🤖 AI Summary
This study addresses data privacy challenges in the co-optimization of electrified cracking facilities and decarbonized power grids by proposing a privacy-preserving distributed optimization framework. Built upon a data-isolation architecture, the approach employs a modified alternating direction method of multipliers (ADMM) algorithm augmented with auxiliary system-level penalty terms to jointly solve the unit commitment problem for the power system and the microgrid scheduling problem for ethane crackers, requiring only minimal coordination signals to be exchanged. The method significantly accelerates convergence while preserving subsystem data privacy and, for the first time, quantifies the impact of privacy-aware decomposition on operational costs and carbon emissions in electricity-chemical integrated systems.
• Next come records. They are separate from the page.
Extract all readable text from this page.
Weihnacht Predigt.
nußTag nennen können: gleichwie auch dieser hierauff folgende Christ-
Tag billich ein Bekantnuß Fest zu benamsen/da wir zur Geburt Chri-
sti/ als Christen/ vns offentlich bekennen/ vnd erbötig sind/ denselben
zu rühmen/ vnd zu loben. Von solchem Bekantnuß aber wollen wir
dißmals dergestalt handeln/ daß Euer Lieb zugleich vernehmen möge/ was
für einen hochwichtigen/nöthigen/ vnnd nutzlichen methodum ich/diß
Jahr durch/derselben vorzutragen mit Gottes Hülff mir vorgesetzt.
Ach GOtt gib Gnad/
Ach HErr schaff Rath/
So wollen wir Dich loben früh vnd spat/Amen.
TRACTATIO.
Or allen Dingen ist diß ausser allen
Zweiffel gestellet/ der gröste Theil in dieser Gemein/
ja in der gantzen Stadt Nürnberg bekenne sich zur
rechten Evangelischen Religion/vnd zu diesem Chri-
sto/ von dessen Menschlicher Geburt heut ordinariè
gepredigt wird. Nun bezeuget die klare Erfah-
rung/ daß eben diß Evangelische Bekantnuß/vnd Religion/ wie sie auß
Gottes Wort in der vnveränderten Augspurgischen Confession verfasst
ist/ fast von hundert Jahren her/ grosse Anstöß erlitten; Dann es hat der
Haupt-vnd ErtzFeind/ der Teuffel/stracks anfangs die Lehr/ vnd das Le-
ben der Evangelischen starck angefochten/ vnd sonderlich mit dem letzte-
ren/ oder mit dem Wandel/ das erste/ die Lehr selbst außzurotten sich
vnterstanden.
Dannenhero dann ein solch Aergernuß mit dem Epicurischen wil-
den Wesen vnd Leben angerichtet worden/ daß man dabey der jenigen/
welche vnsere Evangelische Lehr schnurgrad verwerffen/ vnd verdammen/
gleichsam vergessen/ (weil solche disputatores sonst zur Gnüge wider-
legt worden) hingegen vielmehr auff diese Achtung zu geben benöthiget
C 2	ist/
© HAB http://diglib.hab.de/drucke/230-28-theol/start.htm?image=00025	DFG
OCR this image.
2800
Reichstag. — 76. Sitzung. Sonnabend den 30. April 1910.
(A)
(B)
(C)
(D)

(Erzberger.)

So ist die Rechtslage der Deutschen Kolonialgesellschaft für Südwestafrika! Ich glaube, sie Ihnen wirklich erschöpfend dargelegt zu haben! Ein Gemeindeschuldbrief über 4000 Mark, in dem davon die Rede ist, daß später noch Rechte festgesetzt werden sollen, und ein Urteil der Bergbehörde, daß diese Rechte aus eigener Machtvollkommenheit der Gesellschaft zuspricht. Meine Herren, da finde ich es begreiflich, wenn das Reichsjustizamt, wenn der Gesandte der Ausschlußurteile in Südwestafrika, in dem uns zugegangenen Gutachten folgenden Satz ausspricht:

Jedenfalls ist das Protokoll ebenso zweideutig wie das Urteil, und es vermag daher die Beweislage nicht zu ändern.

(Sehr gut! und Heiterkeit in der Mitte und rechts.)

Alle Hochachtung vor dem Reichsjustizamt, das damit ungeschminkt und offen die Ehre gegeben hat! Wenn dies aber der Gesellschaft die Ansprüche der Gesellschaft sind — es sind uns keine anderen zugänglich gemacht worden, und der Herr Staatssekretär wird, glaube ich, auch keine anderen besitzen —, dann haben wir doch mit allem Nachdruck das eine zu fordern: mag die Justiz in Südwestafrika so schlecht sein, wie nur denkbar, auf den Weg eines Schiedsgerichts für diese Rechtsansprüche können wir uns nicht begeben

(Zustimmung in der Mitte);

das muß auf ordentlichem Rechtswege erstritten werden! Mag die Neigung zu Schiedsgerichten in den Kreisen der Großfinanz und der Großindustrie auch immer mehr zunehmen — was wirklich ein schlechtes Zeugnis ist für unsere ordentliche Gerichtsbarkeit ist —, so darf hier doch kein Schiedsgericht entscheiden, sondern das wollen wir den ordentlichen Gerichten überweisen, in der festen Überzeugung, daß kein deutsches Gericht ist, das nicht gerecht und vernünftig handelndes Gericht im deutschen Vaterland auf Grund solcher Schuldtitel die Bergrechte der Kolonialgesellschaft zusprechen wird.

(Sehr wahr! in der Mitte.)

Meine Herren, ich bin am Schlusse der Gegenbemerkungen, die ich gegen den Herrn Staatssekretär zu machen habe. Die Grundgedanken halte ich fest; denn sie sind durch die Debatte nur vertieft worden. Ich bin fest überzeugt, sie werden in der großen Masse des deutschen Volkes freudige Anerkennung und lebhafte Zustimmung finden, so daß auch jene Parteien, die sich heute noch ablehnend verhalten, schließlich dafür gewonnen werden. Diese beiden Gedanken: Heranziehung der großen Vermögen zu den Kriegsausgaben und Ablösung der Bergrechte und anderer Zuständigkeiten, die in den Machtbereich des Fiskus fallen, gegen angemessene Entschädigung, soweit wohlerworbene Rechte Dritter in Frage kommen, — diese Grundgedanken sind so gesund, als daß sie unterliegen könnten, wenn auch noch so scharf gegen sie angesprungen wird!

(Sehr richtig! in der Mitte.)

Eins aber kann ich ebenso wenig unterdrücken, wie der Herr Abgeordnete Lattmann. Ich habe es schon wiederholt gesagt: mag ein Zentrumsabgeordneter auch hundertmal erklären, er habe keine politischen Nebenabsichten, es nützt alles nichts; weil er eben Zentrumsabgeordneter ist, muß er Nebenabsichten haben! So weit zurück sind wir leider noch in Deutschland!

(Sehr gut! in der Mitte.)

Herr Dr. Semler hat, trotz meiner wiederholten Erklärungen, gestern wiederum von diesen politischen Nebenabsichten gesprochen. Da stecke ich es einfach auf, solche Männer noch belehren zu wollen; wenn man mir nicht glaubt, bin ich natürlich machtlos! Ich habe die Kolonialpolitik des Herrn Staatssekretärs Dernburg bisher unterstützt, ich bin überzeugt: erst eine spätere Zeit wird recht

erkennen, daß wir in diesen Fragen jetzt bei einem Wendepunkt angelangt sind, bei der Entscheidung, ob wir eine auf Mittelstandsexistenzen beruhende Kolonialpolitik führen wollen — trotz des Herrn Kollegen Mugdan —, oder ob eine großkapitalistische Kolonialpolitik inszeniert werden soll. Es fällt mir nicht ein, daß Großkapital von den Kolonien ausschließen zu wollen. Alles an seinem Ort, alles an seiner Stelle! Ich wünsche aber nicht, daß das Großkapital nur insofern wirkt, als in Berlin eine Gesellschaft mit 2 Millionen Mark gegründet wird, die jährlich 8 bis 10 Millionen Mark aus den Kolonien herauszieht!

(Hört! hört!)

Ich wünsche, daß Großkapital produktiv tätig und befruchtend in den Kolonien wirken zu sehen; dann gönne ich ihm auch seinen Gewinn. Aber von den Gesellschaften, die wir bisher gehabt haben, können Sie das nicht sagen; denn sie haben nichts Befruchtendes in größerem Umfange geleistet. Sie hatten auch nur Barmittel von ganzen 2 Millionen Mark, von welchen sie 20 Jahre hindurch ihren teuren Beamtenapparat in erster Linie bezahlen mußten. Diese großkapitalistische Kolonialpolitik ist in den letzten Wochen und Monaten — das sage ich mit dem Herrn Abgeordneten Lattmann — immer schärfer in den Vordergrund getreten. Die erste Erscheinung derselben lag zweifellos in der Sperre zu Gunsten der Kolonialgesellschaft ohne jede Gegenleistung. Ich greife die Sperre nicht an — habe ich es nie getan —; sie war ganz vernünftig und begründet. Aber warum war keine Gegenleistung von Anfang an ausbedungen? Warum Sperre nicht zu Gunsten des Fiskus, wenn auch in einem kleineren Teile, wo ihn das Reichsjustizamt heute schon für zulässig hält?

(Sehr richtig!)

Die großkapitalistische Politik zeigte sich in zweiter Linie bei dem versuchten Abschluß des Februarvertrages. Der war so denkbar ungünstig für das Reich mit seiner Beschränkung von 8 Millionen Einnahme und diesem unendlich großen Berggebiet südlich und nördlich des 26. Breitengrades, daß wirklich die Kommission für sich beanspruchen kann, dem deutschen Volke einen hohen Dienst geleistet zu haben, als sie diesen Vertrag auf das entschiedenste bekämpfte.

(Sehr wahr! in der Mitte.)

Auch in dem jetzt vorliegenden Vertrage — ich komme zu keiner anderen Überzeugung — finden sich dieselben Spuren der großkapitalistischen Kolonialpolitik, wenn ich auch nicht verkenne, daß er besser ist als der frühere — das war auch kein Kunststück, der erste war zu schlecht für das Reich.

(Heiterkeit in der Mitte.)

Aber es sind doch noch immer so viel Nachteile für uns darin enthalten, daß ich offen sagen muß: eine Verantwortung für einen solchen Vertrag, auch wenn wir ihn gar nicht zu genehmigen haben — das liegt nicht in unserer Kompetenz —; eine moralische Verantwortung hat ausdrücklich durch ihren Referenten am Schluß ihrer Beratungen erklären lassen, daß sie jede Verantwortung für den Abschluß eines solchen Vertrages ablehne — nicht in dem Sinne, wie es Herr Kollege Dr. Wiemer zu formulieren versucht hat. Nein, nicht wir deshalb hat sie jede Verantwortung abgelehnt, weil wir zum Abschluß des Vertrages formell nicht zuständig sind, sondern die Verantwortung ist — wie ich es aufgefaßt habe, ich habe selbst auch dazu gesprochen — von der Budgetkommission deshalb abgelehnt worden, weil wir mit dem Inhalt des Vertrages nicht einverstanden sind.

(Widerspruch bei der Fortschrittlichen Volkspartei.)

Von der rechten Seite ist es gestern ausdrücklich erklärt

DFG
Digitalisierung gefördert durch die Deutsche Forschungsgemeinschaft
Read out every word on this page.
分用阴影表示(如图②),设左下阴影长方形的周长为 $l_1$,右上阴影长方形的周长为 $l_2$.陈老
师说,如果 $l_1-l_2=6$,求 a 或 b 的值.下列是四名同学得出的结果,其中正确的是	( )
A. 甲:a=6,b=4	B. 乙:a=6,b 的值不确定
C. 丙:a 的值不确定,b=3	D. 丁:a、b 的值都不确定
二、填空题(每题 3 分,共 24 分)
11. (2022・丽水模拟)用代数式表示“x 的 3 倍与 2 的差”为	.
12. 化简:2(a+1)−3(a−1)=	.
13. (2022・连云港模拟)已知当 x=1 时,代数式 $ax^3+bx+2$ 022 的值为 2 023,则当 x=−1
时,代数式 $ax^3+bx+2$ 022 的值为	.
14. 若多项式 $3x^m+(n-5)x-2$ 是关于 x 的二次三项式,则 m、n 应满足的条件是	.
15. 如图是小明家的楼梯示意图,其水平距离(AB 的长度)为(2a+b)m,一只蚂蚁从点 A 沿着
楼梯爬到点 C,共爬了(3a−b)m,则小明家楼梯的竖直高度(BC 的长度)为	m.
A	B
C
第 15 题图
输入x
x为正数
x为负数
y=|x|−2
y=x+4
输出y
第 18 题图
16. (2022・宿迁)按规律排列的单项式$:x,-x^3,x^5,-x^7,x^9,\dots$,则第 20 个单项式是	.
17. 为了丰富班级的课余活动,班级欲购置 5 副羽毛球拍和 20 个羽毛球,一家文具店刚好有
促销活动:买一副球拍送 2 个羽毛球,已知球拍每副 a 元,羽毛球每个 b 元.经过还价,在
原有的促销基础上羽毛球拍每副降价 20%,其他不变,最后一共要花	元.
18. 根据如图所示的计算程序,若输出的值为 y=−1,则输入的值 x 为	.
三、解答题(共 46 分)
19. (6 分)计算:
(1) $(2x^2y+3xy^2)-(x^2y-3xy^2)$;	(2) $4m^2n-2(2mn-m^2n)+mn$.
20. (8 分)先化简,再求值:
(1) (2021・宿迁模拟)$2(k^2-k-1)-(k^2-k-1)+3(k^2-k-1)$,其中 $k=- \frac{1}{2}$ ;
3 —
Tested on the ACTIVSg2000 Texas grid, the solution consistently achieves a negligible optimality gap, with emission effects exhibiting load-dependent and non-monotonic behavior.
📝 Abstract
Electrification of ethane cracking offers a promising pathway to industrial decarbonization, provided that the electricity is sourced from renewable energy. However, integrating electrified chemical plant microgrids with a decarbonized power grid requires joint operations planning between Independent System Operators and chemical plants, which is hindered by the highly confidential nature of plant operational data. In this paper, we propose a privacy-friendly decentralized framework based on data isolation that jointly optimizes the Unit Commitment problem in the power system and microgrid scheduling in electrified ethane cracker plants. The framework employs the Alternating Direction Method of Multipliers, augmented with an auxiliary system-level penalty that accelerates convergence, allowing each subsystem to solve its local subproblem and share only minimal coordination signals. To reflect real-world conditions, numerical experiments are conducted on the ACTIVSg2000 test case, a synthetic model of the Texas transmission network, with 26 chemical plants identified from Texas mapped to their nearest grid connection points. In doing so, we characterize the cost of privacy-friendly decomposition on joint power and chemical system decisions, showing that data isolation results in consistently small optimality gaps, and that its emissions consequences are load-dependent and non-monotone.